Derin bir tarih bilinci kişiler, Kürtçe konusunda bugün varolan ret ve inkar politikalarının ezelden beri böyle olduğunu sanır. Ancak daha önce Yusuf Ziyaeddin Paşa'nın sözlüğünü örnek olarak sunduğumuz gibi, katı Türk milliyetçiliği bilinci gelişmeden önceki dönemde Kürtlere ve Kürt diline böyle bakış açısı yoktu, birçok Türk alimi ve bilim insanı Kürtlere ve Kürt diline bugün resmi ideolojinin hakim kılmaya çalıştığı görüşün aksine Kürtlere ve Kürt diline değer verirdi. Mesela Şemseddin Sami'nin Kamus ul Alami bir başka örnek hatırlanabilir.

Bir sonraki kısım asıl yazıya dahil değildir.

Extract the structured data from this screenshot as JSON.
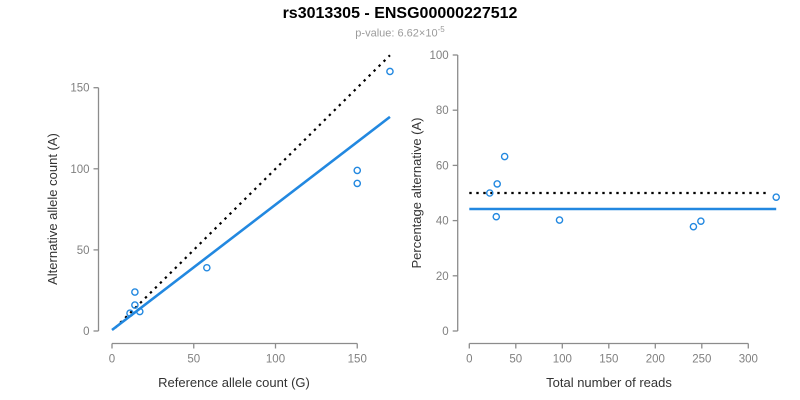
{
  "header": {
    "title": "rs3013305 - ENSG00000227512",
    "subtitle_prefix": "p-value: 6.62×10",
    "subtitle_exponent": "-5"
  },
  "colors": {
    "accent_blue": "#2288e0",
    "dotted_line": "#000000",
    "axis": "#8c8c8c",
    "tick_text": "#808080",
    "axis_label_text": "#333333",
    "title_text": "#000000",
    "subtitle_text": "#9b9b9b"
  },
  "chart_data": [
    {
      "type": "scatter",
      "name": "allele-counts-plot",
      "xlabel": "Reference allele count (G)",
      "ylabel": "Alternative allele count (A)",
      "xticks": [
        0,
        50,
        100,
        150
      ],
      "yticks": [
        0,
        50,
        100,
        150
      ],
      "xlim": [
        0,
        172
      ],
      "ylim": [
        0,
        172
      ],
      "grid": false,
      "marker": {
        "shape": "open-circle",
        "color": "#2288e0"
      },
      "points": [
        [
          11,
          11
        ],
        [
          14,
          16
        ],
        [
          17,
          12
        ],
        [
          14,
          24
        ],
        [
          58,
          39
        ],
        [
          150,
          91
        ],
        [
          150,
          99
        ],
        [
          170,
          160
        ]
      ],
      "lines": [
        {
          "name": "identity-line",
          "style": "dotted",
          "color": "#000000",
          "x": [
            2,
            170
          ],
          "y": [
            2,
            170
          ]
        },
        {
          "name": "fit-line",
          "style": "solid",
          "color": "#2288e0",
          "x": [
            0,
            170
          ],
          "y": [
            0.6,
            132
          ]
        }
      ]
    },
    {
      "type": "scatter",
      "name": "percentage-alternative-plot",
      "xlabel": "Total number of reads",
      "ylabel": "Percentage alternative (A)",
      "xticks": [
        0,
        50,
        100,
        150,
        200,
        250,
        300
      ],
      "yticks": [
        0,
        20,
        40,
        60,
        80,
        100
      ],
      "xlim": [
        0,
        332
      ],
      "ylim": [
        0,
        100
      ],
      "grid": false,
      "marker": {
        "shape": "open-circle",
        "color": "#2288e0"
      },
      "points": [
        [
          22,
          50
        ],
        [
          30,
          53.3
        ],
        [
          29,
          41.4
        ],
        [
          38,
          63.2
        ],
        [
          97,
          40.2
        ],
        [
          241,
          37.8
        ],
        [
          249,
          39.8
        ],
        [
          330,
          48.5
        ]
      ],
      "lines": [
        {
          "name": "expected-line",
          "style": "dotted",
          "color": "#000000",
          "x": [
            0,
            322
          ],
          "y": [
            50,
            50
          ]
        },
        {
          "name": "fit-line",
          "style": "solid",
          "color": "#2288e0",
          "x": [
            0,
            330
          ],
          "y": [
            44.2,
            44.2
          ]
        }
      ]
    }
  ]
}
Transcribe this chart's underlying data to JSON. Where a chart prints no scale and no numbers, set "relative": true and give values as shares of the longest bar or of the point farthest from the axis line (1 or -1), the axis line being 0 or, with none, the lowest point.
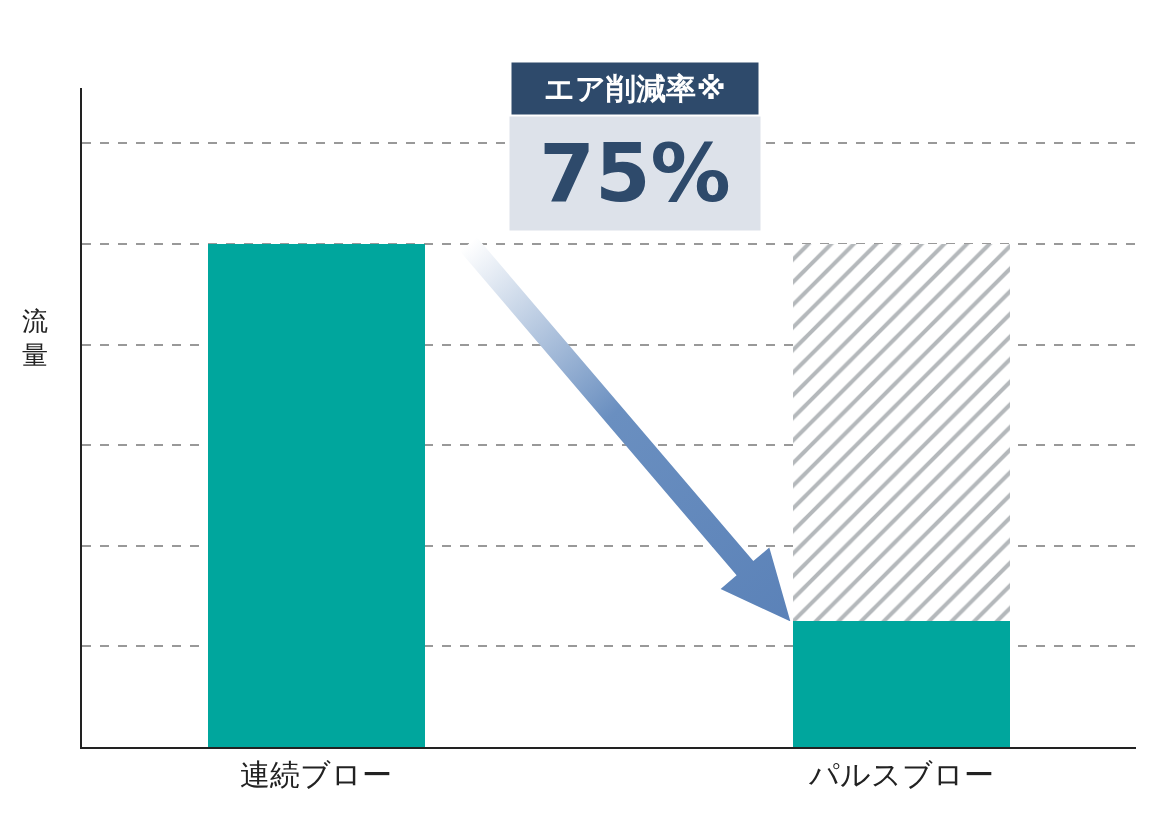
{
  "chart_data": {
    "type": "bar",
    "relative": true,
    "stacked": true,
    "ylabel": "流量",
    "categories": [
      "連続ブロー",
      "パルスブロー"
    ],
    "series": [
      {
        "color": "#00a69d",
        "values": [
          1,
          0.25
        ]
      },
      {
        "color": "#b4b8bb",
        "values": [
          0,
          0.75
        ]
      }
    ],
    "annotations": [
      "エア削減率※",
      "75%"
    ],
    "grid": "y",
    "legend": false
  }
}
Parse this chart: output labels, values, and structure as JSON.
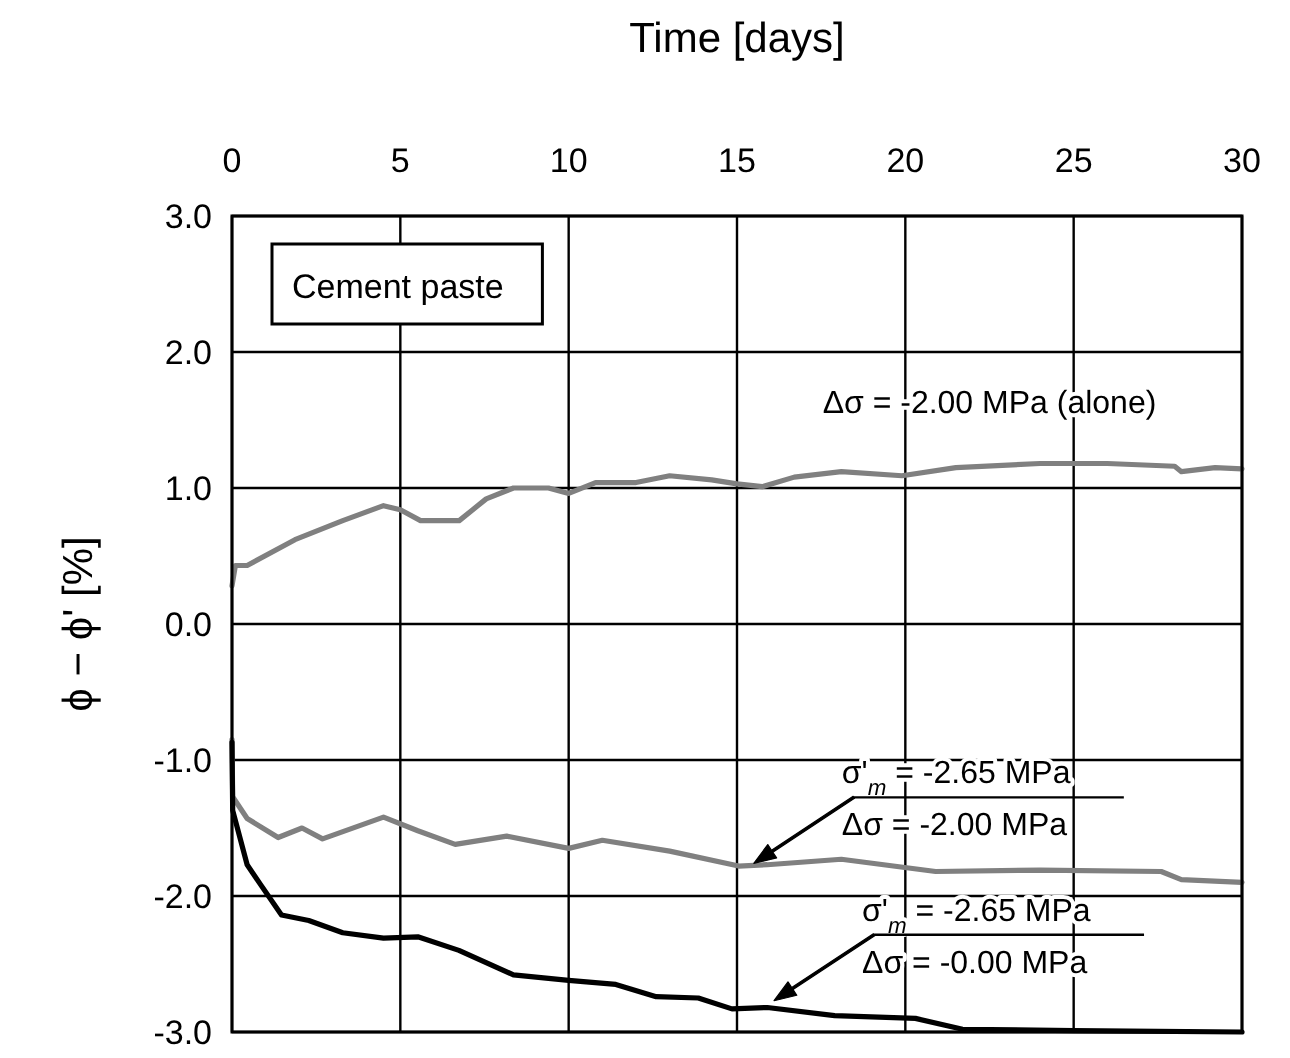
{
  "chart_data": {
    "type": "line",
    "xlabel": "Time [days]",
    "ylabel": "ϕ − ϕ' [%]",
    "xlim": [
      0,
      30
    ],
    "xticks": [
      0,
      5,
      10,
      15,
      20,
      25,
      30
    ],
    "ylim": [
      -3,
      3
    ],
    "yticks": [
      {
        "value": 3,
        "label": "3.0"
      },
      {
        "value": 2,
        "label": "2.0"
      },
      {
        "value": 1,
        "label": "1.0"
      },
      {
        "value": 0,
        "label": "0.0"
      },
      {
        "value": -1,
        "label": "-1.0"
      },
      {
        "value": -2,
        "label": "-2.0"
      },
      {
        "value": -3,
        "label": "-3.0"
      }
    ],
    "grid": true,
    "series": [
      {
        "color": "#808080",
        "x": [
          0,
          0.1,
          0.45,
          1.87,
          3.29,
          4.5,
          5.0,
          5.6,
          6.75,
          7.55,
          8.36,
          9.4,
          10.0,
          10.8,
          12.0,
          13.0,
          14.25,
          15.0,
          15.75,
          16.7,
          18.1,
          19.9,
          21.5,
          24.0,
          26.0,
          28.0,
          28.2,
          29.2,
          30
        ],
        "values": [
          0.28,
          0.43,
          0.43,
          0.62,
          0.76,
          0.87,
          0.84,
          0.76,
          0.76,
          0.92,
          1.0,
          1.0,
          0.96,
          1.04,
          1.04,
          1.09,
          1.06,
          1.03,
          1.01,
          1.08,
          1.12,
          1.09,
          1.15,
          1.18,
          1.18,
          1.16,
          1.12,
          1.15,
          1.14
        ]
      },
      {
        "color": "#808080",
        "x": [
          0,
          0.02,
          0.45,
          1.37,
          2.08,
          2.69,
          4.5,
          5.52,
          6.63,
          8.16,
          10.0,
          11.0,
          13.0,
          15.05,
          15.9,
          18.1,
          20.9,
          24.0,
          27.6,
          28.2,
          30
        ],
        "values": [
          -0.85,
          -1.27,
          -1.43,
          -1.57,
          -1.5,
          -1.58,
          -1.42,
          -1.52,
          -1.62,
          -1.56,
          -1.65,
          -1.59,
          -1.67,
          -1.78,
          -1.77,
          -1.73,
          -1.82,
          -1.81,
          -1.82,
          -1.88,
          -1.9
        ]
      },
      {
        "color": "#000000",
        "x": [
          0,
          0.02,
          0.45,
          0.86,
          1.47,
          2.28,
          3.29,
          4.5,
          5.52,
          6.74,
          8.36,
          10.0,
          11.4,
          12.6,
          13.85,
          14.85,
          15.9,
          17.9,
          20.3,
          21.7,
          25,
          30
        ],
        "values": [
          -0.87,
          -1.37,
          -1.77,
          -1.92,
          -2.14,
          -2.18,
          -2.27,
          -2.31,
          -2.3,
          -2.4,
          -2.58,
          -2.62,
          -2.65,
          -2.74,
          -2.75,
          -2.83,
          -2.82,
          -2.88,
          -2.9,
          -2.98,
          -2.99,
          -3.0
        ]
      }
    ],
    "annotations": [
      "Cement paste",
      {
        "text": "Δσ = -2.00 MPa (alone)",
        "x": 22.5,
        "y": 1.17
      },
      {
        "text": "σ'$_{m}$ = -2.65 MPa\nΔσ = -2.00 MPa",
        "x": 15.5,
        "y": -1.76
      },
      {
        "text": "σ'$_{m}$ = -2.65 MPa\nΔσ = -0.00 MPa",
        "x": 16.1,
        "y": -2.77
      }
    ]
  }
}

Kürtler ve Kürt dili açısından daha çok bilinen bir kişi daha var; o da ünlü seyyah Evliya Çelebi. Hollandalı sosyolg ve kürdolog Martin van Bruinessen'in kitapları ve yazıları sayesinde bugün basılmış olan Seyahatname baskılarından edinemediğimiz, Kürtler ve Kürtçe hakkında pek çok şeyi öğreniyoruz. Martin van Bruinessen’in 1985 yılında Studia Kurdica dergisinde yayınlanan "17. Yüzyılda Kürtler ve Dilleri: Kürtçe Lehçeleri Üzerinden Evliya Çelebi'nin Notları" adlı makalesinden öğrendiğimize göre Evliya Çelebi’nin Seyahatnamesi’nin 4. cildinde Kürt dili hakkında detaylı bilgiler yer alıyor. Bu yüzden Martin van Bruinessen onu ilk Kürdolog olarak adlandırıyor.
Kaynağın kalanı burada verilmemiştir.